In a news release, Bondi stated, “Iryna Zarutska was a young woman living the American dream, her horrific murder is a direct result of failed soft-on-crime policies that put criminals before innocent people. I have directed my attorneys to federally prosecute DeCarlos Brown Jr., a repeat violent offender with a history of violent crime, for murder. We will seek the maximum penalty for this unforgivable act of violence -- he will never again see the light of day as a free man.”
The release of a graphic video of the attack last Friday, September 5, has made people outraged.
Her family remembered Zarutska, a gifted and passionate artist, who had to flee the war in Ukraine together with her family in 2022, as having swiftly adapted to her new life in the United States.
The case has become a political hotspot. The Republican officials have expressed their criticisms of the soft-on-crime policies based on the fact that Brown has had a lengthy record of crime that includes previous convictions of robbery with dangerous weapons.
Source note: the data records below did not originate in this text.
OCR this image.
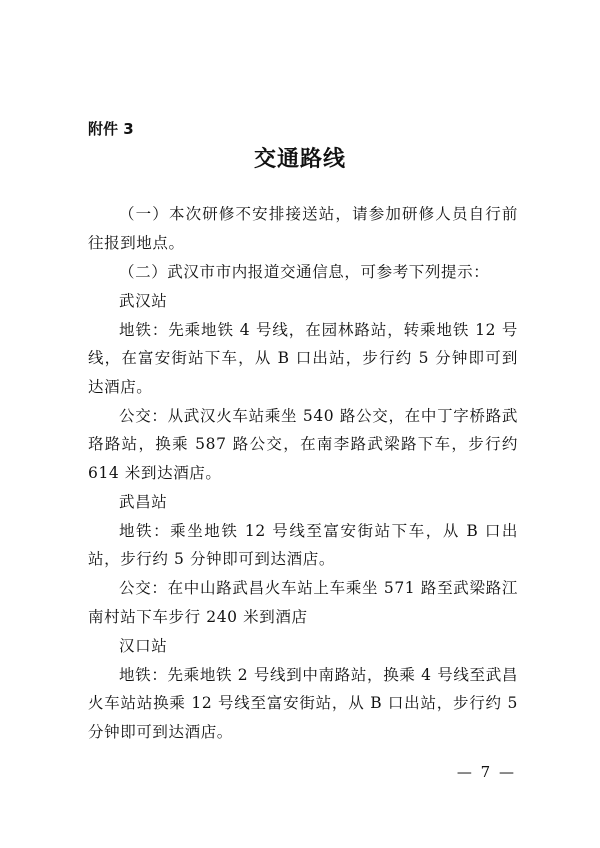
附件 3
交通路线

（一）本次研修不安排接送站，请参加研修人员自行前往报到地点。

（二）武汉市市内报道交通信息，可参考下列提示：

武汉站

地铁：先乘地铁 4 号线，在园林路站，转乘地铁 12 号线，在富安街站下车，从 B 口出站，步行约 5 分钟即可到达酒店。

公交：从武汉火车站乘坐 540 路公交，在中丁字桥路武珞路站，换乘 587 路公交，在南李路武梁路下车，步行约 614 米到达酒店。

武昌站

地铁：乘坐地铁 12 号线至富安街站下车，从 B 口出站，步行约 5 分钟即可到达酒店。

公交：在中山路武昌火车站上车乘坐 571 路至武梁路江南村站下车步行 240 米到酒店

汉口站

地铁：先乘地铁 2 号线到中南路站，换乘 4 号线至武昌火车站站换乘 12 号线至富安街站，从 B 口出站，步行约 5 分钟即可到达酒店。

— 7 —
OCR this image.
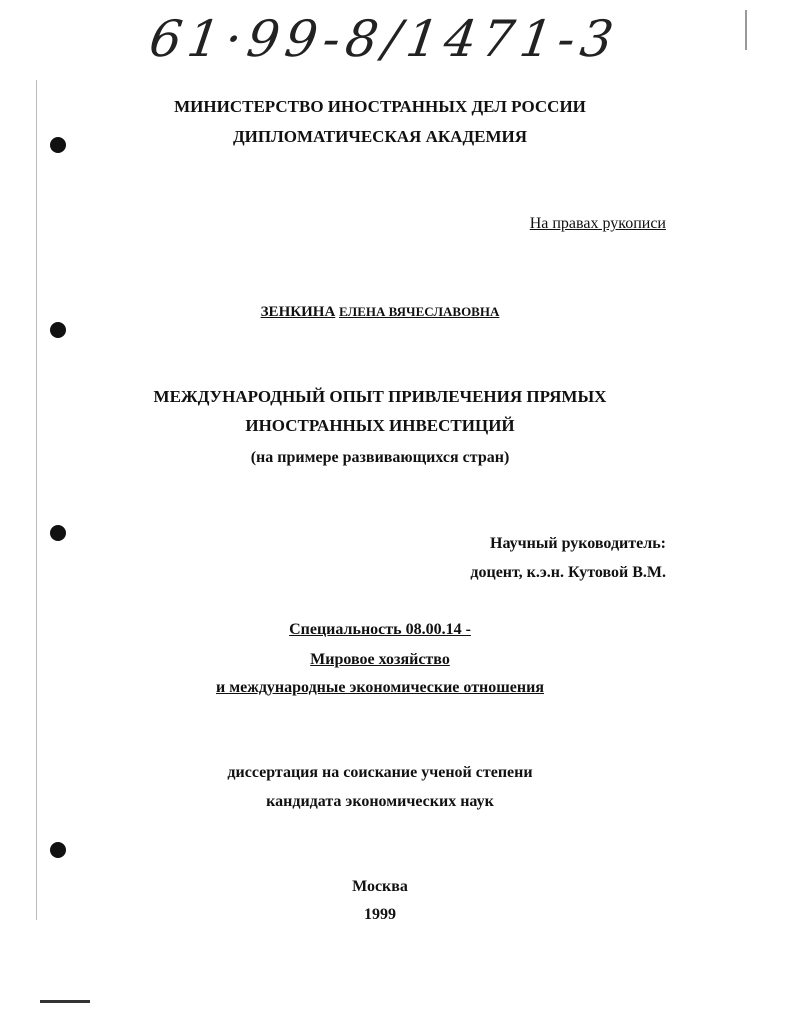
61·99-8/1471-3
МИНИСТЕРСТВО ИНОСТРАННЫХ ДЕЛ РОССИИ
ДИПЛОМАТИЧЕСКАЯ АКАДЕМИЯ
На правах рукописи
ЗЕНКИНА ЕЛЕНА ВЯЧЕСЛАВОВНА
МЕЖДУНАРОДНЫЙ ОПЫТ ПРИВЛЕЧЕНИЯ ПРЯМЫХ
ИНОСТРАННЫХ ИНВЕСТИЦИЙ
(на примере развивающихся стран)
Научный руководитель:
доцент, к.э.н. Кутовой В.М.
Специальность 08.00.14 -
Мировое хозяйство
и международные экономические отношения
диссертация на соискание ученой степени
кандидата экономических наук
Москва
1999
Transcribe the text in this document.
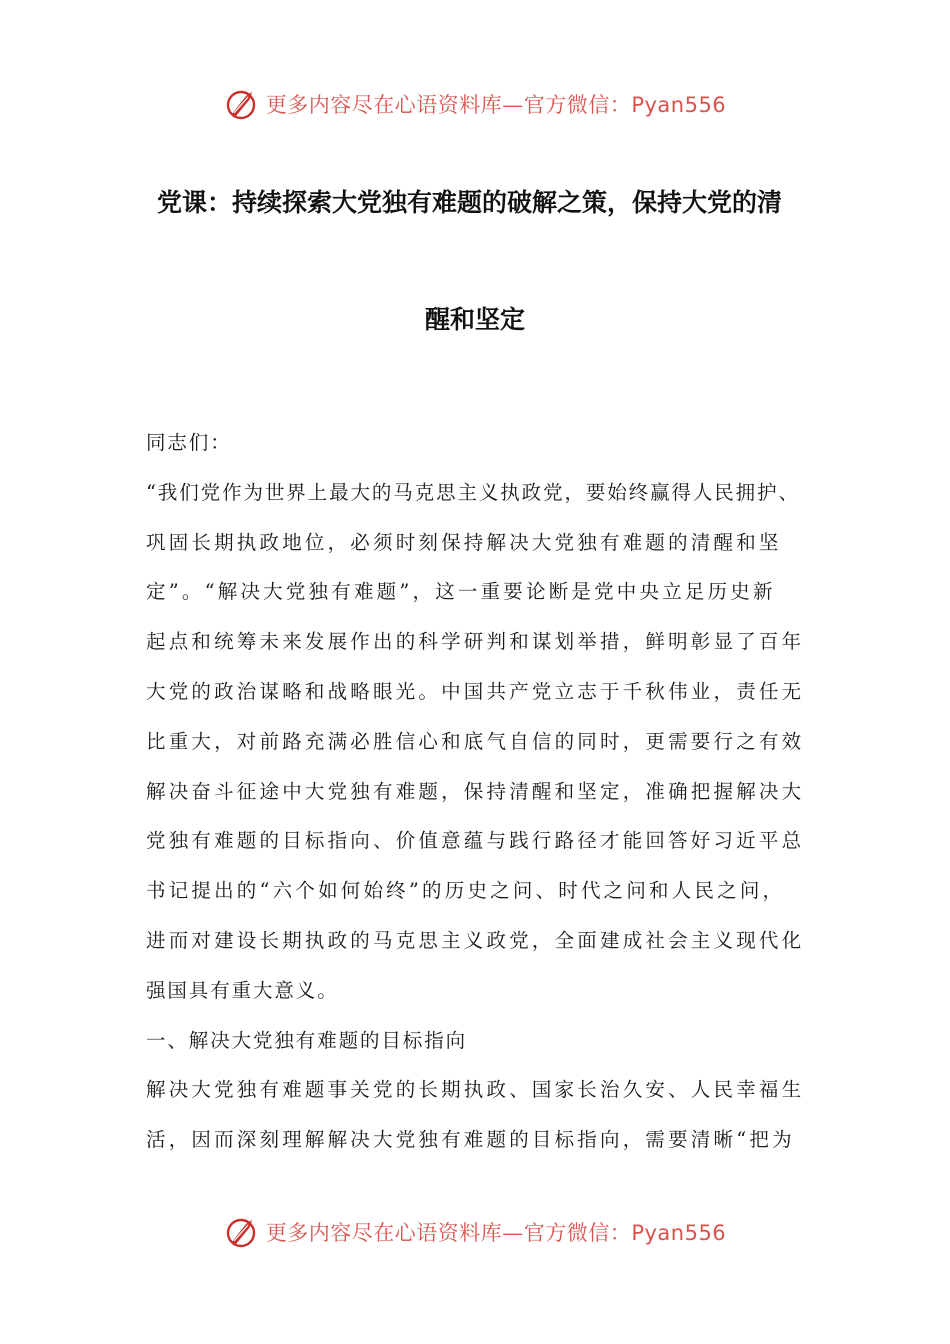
更多内容尽在心语资料库—官方微信：Pyan556
党课：持续探索大党独有难题的破解之策，保持大党的清
醒和坚定
同志们：
“我们党作为世界上最大的马克思主义执政党，要始终赢得人民拥护、
巩固长期执政地位，必须时刻保持解决大党独有难题的清醒和坚
定”。“解决大党独有难题”，这一重要论断是党中央立足历史新
起点和统筹未来发展作出的科学研判和谋划举措，鲜明彰显了百年
大党的政治谋略和战略眼光。中国共产党立志于千秋伟业，责任无
比重大，对前路充满必胜信心和底气自信的同时，更需要行之有效
解决奋斗征途中大党独有难题，保持清醒和坚定，准确把握解决大
党独有难题的目标指向、价值意蕴与践行路径才能回答好习近平总
书记提出的“六个如何始终”的历史之问、时代之问和人民之问，
进而对建设长期执政的马克思主义政党，全面建成社会主义现代化
强国具有重大意义。
一、解决大党独有难题的目标指向
解决大党独有难题事关党的长期执政、国家长治久安、人民幸福生
活，因而深刻理解解决大党独有难题的目标指向，需要清晰“把为
更多内容尽在心语资料库—官方微信：Pyan556
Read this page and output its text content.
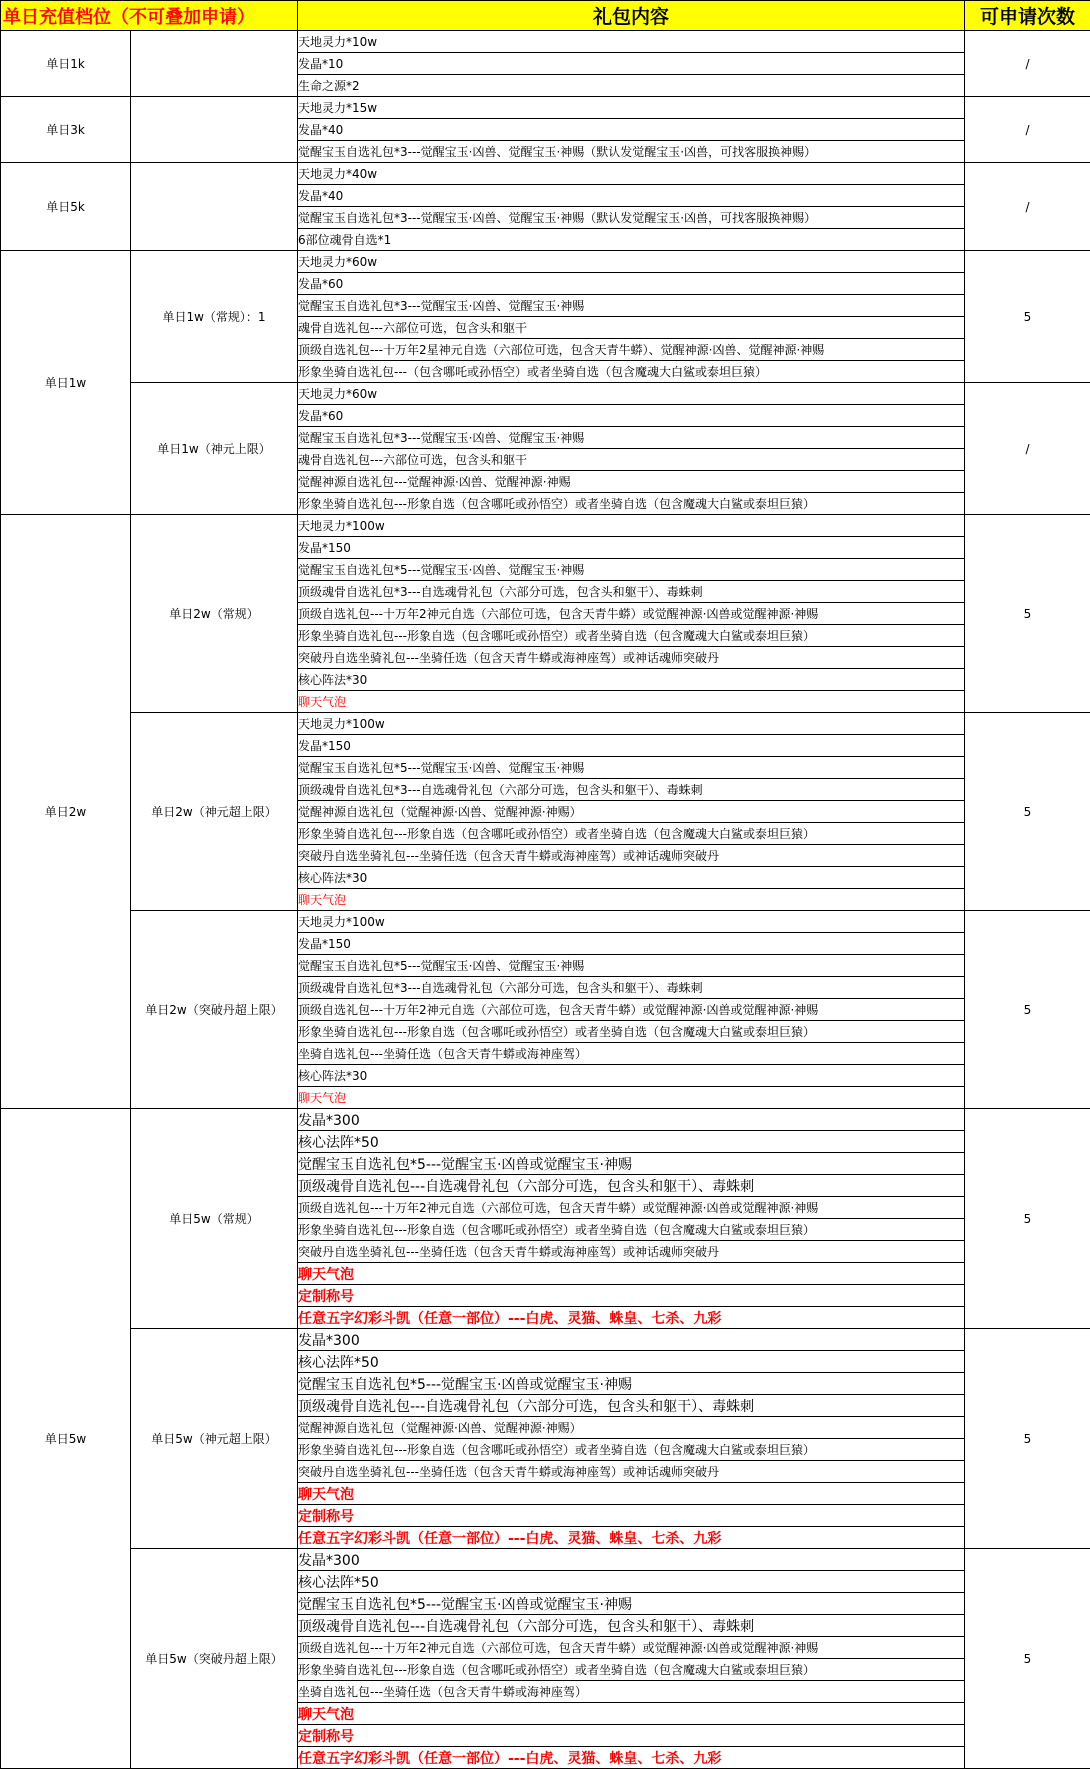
单日充值档位（不可叠加申请）		礼包内容	可申请次数
单日1k		天地灵力*10w	/
		发晶*10	
		生命之源*2	
单日3k		天地灵力*15w	/
		发晶*40	
		觉醒宝玉自选礼包*3---觉醒宝玉·凶兽、觉醒宝玉·神赐（默认发觉醒宝玉·凶兽，可找客服换神赐）	
单日5k		天地灵力*40w	/
		发晶*40	
		觉醒宝玉自选礼包*3---觉醒宝玉·凶兽、觉醒宝玉·神赐（默认发觉醒宝玉·凶兽，可找客服换神赐）	
		6部位魂骨自选*1	
单日1w	单日1w（常规）：1	天地灵力*60w	5
		发晶*60	
		觉醒宝玉自选礼包*3---觉醒宝玉·凶兽、觉醒宝玉·神赐	
		魂骨自选礼包---六部位可选，包含头和躯干	
		顶级自选礼包---十万年2星神元自选（六部位可选，包含天青牛蟒）、觉醒神源·凶兽、觉醒神源·神赐	
		形象坐骑自选礼包---（包含哪吒或孙悟空）或者坐骑自选（包含魔魂大白鲨或泰坦巨猿）	
	单日1w（神元上限）	天地灵力*60w	/
		发晶*60	
		觉醒宝玉自选礼包*3---觉醒宝玉·凶兽、觉醒宝玉·神赐	
		魂骨自选礼包---六部位可选，包含头和躯干	
		觉醒神源自选礼包---觉醒神源·凶兽、觉醒神源·神赐	
		形象坐骑自选礼包---形象自选（包含哪吒或孙悟空）或者坐骑自选（包含魔魂大白鲨或泰坦巨猿）	
单日2w	单日2w（常规）	天地灵力*100w	5
		发晶*150	
		觉醒宝玉自选礼包*5---觉醒宝玉·凶兽、觉醒宝玉·神赐	
		顶级魂骨自选礼包*3---自选魂骨礼包（六部分可选，包含头和躯干）、毒蛛刺	
		顶级自选礼包---十万年2神元自选（六部位可选，包含天青牛蟒）或觉醒神源·凶兽或觉醒神源·神赐	
		形象坐骑自选礼包---形象自选（包含哪吒或孙悟空）或者坐骑自选（包含魔魂大白鲨或泰坦巨猿）	
		突破丹自选坐骑礼包---坐骑任选（包含天青牛蟒或海神座驾）或神话魂师突破丹	
		核心阵法*30	
		聊天气泡	
	单日2w（神元超上限）	天地灵力*100w	5
		发晶*150	
		觉醒宝玉自选礼包*5---觉醒宝玉·凶兽、觉醒宝玉·神赐	
		顶级魂骨自选礼包*3---自选魂骨礼包（六部分可选，包含头和躯干）、毒蛛刺	
		觉醒神源自选礼包（觉醒神源·凶兽、觉醒神源·神赐）	
		形象坐骑自选礼包---形象自选（包含哪吒或孙悟空）或者坐骑自选（包含魔魂大白鲨或泰坦巨猿）	
		突破丹自选坐骑礼包---坐骑任选（包含天青牛蟒或海神座驾）或神话魂师突破丹	
		核心阵法*30	
		聊天气泡	
	单日2w（突破丹超上限）	天地灵力*100w	5
		发晶*150	
		觉醒宝玉自选礼包*5---觉醒宝玉·凶兽、觉醒宝玉·神赐	
		顶级魂骨自选礼包*3---自选魂骨礼包（六部分可选，包含头和躯干）、毒蛛刺	
		顶级自选礼包---十万年2神元自选（六部位可选，包含天青牛蟒）或觉醒神源·凶兽或觉醒神源·神赐	
		形象坐骑自选礼包---形象自选（包含哪吒或孙悟空）或者坐骑自选（包含魔魂大白鲨或泰坦巨猿）	
		坐骑自选礼包---坐骑任选（包含天青牛蟒或海神座驾）	
		核心阵法*30	
		聊天气泡	
单日5w	单日5w（常规）	发晶*300	5
		核心法阵*50	
		觉醒宝玉自选礼包*5---觉醒宝玉·凶兽或觉醒宝玉·神赐	
		顶级魂骨自选礼包---自选魂骨礼包（六部分可选，包含头和躯干）、毒蛛刺	
		顶级自选礼包---十万年2神元自选（六部位可选，包含天青牛蟒）或觉醒神源·凶兽或觉醒神源·神赐	
		形象坐骑自选礼包---形象自选（包含哪吒或孙悟空）或者坐骑自选（包含魔魂大白鲨或泰坦巨猿）	
		突破丹自选坐骑礼包---坐骑任选（包含天青牛蟒或海神座驾）或神话魂师突破丹	
		聊天气泡	
		定制称号	
		任意五字幻彩斗凯（任意一部位）---白虎、灵猫、蛛皇、七杀、九彩	
	单日5w（神元超上限）	发晶*300	5
		核心法阵*50	
		觉醒宝玉自选礼包*5---觉醒宝玉·凶兽或觉醒宝玉·神赐	
		顶级魂骨自选礼包---自选魂骨礼包（六部分可选，包含头和躯干）、毒蛛刺	
		觉醒神源自选礼包（觉醒神源·凶兽、觉醒神源·神赐）	
		形象坐骑自选礼包---形象自选（包含哪吒或孙悟空）或者坐骑自选（包含魔魂大白鲨或泰坦巨猿）	
		突破丹自选坐骑礼包---坐骑任选（包含天青牛蟒或海神座驾）或神话魂师突破丹	
		聊天气泡	
		定制称号	
		任意五字幻彩斗凯（任意一部位）---白虎、灵猫、蛛皇、七杀、九彩	
	单日5w（突破丹超上限）	发晶*300	5
		核心法阵*50	
		觉醒宝玉自选礼包*5---觉醒宝玉·凶兽或觉醒宝玉·神赐	
		顶级魂骨自选礼包---自选魂骨礼包（六部分可选，包含头和躯干）、毒蛛刺	
		顶级自选礼包---十万年2神元自选（六部位可选，包含天青牛蟒）或觉醒神源·凶兽或觉醒神源·神赐	
		形象坐骑自选礼包---形象自选（包含哪吒或孙悟空）或者坐骑自选（包含魔魂大白鲨或泰坦巨猿）	
		坐骑自选礼包---坐骑任选（包含天青牛蟒或海神座驾）	
		聊天气泡	
		定制称号	
		任意五字幻彩斗凯（任意一部位）---白虎、灵猫、蛛皇、七杀、九彩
After the Charlotte transit system recorded a crime on one of its trains, U.S Transportation Secretary, Sean Duffy threatened to withdraw federal funding to the system by saying, “If mayors can't keep their trains and buses safe, they don't deserve the taxpayers' money.”
Charlotte Mayor Vi Lyles, a Democrat, in turn responded by asserting the incident as, “a tragic failure by the courts and magistrates” and magistrates and promised to add police patrols to public transit.
Law enforcement has not provided a motive in the attack and there are no hate crime charges.